Scala DataSet with case class inheritance

ghz 8months ago ⋅ 111 views

I'd like to be able to store different related types in a Spark DataFrame but work with strongly typed case classes via a DataSet. E.g. say I have a Base trait and two case classes A and B that extend the trait:

trait Base {
  def name: String
}

case class A(name: String, number: Int) extends Base

case class B(name: String, text: String) extends Base

I'd like to create a val lb = List[Base](A("Alice", 20), B("Bob", "Foo")) and then create a DataFrame via lb.toDS(). Not surprisingly, this doesn't work as there is no encoder for the trait for it's different extended classes.

I could manually create a case class representing a structure that can hold information for both A and B:

case class Struct(typ: String, name: String, number: Option[Int] = None, text: Option[String] = None)

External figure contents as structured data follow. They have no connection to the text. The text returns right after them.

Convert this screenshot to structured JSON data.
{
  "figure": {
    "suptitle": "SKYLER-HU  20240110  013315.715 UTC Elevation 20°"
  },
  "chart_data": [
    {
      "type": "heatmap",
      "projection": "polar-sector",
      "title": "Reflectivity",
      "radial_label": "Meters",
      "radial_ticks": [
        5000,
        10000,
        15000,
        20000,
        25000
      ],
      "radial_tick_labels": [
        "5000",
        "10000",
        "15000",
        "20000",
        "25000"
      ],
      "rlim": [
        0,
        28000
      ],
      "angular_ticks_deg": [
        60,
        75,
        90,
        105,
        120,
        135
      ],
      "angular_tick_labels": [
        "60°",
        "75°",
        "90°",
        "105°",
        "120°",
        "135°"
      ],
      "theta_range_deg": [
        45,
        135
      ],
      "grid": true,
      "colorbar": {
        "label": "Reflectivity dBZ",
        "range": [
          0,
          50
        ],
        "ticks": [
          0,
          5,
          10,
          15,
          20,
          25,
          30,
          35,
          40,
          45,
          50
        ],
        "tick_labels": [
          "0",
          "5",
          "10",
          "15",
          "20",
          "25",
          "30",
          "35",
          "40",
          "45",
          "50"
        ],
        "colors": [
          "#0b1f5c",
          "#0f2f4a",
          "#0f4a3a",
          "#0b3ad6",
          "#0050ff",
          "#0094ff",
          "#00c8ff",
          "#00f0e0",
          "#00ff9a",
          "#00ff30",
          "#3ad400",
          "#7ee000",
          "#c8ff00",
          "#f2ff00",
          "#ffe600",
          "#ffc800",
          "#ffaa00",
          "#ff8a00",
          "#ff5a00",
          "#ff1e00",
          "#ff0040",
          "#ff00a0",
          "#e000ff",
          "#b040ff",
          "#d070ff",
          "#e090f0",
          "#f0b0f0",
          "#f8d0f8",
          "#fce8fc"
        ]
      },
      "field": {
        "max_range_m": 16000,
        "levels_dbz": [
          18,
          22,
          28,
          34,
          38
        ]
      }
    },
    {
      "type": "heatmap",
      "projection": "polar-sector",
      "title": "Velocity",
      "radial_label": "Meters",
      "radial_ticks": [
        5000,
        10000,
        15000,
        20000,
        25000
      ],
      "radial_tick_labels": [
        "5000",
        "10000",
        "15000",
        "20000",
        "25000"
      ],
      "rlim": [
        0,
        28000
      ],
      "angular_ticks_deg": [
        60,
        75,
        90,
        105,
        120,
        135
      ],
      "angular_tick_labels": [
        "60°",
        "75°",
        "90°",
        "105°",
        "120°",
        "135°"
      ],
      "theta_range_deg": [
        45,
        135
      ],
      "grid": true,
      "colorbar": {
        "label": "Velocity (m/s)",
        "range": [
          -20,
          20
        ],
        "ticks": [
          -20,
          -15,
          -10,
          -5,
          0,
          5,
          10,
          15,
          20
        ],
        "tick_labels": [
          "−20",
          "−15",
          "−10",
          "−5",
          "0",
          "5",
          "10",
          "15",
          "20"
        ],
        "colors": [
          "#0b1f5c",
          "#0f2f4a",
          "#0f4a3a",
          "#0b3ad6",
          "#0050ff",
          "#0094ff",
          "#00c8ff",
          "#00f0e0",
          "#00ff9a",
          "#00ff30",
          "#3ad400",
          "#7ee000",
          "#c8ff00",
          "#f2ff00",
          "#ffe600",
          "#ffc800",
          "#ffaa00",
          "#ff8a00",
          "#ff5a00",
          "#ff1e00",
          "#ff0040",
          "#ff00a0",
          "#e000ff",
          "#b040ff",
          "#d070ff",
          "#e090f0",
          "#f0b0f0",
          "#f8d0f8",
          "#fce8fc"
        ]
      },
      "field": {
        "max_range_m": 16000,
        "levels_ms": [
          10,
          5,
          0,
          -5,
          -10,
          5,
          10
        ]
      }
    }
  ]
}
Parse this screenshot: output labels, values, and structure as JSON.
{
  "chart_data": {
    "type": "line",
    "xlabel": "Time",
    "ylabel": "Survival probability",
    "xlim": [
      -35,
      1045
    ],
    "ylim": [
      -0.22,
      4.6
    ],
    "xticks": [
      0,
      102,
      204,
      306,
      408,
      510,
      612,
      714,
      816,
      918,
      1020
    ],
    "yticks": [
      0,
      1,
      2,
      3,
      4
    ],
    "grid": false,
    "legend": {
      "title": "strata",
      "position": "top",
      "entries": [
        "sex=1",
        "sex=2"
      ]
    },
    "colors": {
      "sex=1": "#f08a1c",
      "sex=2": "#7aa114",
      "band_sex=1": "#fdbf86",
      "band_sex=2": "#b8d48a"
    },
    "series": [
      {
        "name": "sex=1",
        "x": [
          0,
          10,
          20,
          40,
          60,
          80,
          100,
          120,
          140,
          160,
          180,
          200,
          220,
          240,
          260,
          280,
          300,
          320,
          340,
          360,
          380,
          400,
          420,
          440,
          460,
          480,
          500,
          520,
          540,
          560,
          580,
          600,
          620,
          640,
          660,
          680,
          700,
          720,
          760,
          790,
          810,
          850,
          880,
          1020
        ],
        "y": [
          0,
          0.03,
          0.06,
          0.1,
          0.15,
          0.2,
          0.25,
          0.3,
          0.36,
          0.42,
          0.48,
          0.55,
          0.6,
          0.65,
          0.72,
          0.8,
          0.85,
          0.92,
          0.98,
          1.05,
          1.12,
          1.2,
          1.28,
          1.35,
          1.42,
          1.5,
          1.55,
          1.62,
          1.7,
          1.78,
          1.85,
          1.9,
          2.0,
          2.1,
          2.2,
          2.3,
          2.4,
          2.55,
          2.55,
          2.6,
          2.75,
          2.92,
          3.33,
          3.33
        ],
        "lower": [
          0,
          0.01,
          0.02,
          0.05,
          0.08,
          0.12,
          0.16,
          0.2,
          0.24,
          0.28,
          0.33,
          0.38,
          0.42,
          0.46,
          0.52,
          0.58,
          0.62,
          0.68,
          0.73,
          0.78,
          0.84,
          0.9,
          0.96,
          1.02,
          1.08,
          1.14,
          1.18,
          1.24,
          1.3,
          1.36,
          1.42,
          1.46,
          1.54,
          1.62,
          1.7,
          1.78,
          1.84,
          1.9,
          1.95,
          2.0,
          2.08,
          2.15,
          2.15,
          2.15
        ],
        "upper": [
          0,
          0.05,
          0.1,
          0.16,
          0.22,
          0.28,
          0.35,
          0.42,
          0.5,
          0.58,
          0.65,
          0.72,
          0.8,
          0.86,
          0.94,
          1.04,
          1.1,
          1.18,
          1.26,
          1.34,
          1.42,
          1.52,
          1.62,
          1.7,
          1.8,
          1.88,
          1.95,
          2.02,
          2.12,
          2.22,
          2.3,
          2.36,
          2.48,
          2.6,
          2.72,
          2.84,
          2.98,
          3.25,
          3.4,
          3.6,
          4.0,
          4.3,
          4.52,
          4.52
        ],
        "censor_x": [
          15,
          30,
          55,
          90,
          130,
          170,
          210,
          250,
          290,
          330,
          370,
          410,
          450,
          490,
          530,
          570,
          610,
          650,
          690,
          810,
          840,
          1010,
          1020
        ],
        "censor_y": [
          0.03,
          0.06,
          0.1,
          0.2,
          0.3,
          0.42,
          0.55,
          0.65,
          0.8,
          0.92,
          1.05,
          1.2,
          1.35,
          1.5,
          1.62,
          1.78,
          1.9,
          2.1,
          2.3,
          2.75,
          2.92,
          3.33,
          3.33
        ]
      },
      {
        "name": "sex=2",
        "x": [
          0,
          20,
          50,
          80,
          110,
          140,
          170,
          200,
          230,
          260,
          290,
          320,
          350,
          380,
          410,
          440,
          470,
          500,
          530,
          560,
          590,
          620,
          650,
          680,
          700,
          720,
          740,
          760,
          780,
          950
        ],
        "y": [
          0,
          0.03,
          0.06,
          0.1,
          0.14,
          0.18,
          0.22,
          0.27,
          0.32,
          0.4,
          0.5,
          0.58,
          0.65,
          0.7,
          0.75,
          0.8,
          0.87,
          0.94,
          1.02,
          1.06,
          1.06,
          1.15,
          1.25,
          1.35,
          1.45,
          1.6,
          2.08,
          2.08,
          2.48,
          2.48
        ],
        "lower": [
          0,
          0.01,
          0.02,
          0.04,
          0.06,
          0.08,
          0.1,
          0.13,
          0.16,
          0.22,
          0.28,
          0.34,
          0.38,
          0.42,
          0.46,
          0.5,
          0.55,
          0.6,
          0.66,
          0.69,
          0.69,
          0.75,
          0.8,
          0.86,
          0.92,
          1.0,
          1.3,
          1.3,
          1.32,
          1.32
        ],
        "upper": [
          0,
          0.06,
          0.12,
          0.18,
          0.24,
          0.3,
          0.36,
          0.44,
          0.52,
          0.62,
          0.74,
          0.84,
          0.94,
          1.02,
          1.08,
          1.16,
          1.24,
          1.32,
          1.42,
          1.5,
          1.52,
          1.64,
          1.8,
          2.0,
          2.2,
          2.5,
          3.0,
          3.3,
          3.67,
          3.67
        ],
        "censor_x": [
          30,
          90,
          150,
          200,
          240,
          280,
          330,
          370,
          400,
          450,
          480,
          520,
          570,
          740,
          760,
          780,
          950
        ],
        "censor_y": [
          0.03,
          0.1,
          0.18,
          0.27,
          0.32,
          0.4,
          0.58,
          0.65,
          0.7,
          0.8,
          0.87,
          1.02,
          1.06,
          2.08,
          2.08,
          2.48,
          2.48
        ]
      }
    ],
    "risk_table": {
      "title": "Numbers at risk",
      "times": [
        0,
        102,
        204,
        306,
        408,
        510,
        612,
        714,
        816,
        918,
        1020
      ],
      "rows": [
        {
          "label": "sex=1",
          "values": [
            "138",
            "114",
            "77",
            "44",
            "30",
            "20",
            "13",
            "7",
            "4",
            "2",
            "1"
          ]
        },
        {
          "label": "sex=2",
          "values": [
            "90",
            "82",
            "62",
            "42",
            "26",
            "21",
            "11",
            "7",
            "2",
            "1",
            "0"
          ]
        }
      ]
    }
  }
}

And I could add some functions to create a Struct from an instance of a Base trait and vice vera:

trait Base {
  def name: String

  def asStruct: Struct = {
    this match {
      case A(name, number) => Struct("A", name, number = Some(number))
      case B(name, text) => Struct("B", name, text = Some(text))
    }
  }
}

case class Struct(typ: String, name: String, number: Option[Int] = None, text: Option[String] = None) {
  def asBase: Base = {
    this match {
      case Struct("A", name, Some(number), None) => A(name, number)
      case Struct("B", name, None, Some(text)) => B(name, text)
      case _ => throw new Exception(f"Invalid Base structure {s}")
    }
  }
}

Then I can create my DataFrame as follows:

    val a = A("Alice", 32)
    val b = B("Bob", "foo")

    val ls = List[Struct](a.asStruct, b.asStruct)

    val sparkSession = spark
    import sparkSession.implicits._

    val df = ls.toDS()

    df.show()

+---+-----+------+----+
|typ| name|number|text|
+---+-----+------+----+
|  A|Alice|    32|NULL|
|  B|  Bob|  NULL| foo|
+---+-----+------+----+

I can work with this approach but I wondered if it is possible to write an encoder that automatically treats a Base class as a Struct using the asStruct method written above?

Answers

Yes, it's possible to write a custom encoder in Spark to automatically treat instances of the Base trait as Struct objects using the asStruct method. You can achieve this by implementing a custom Encoder[Struct] and registering it with Spark's implicit encoders.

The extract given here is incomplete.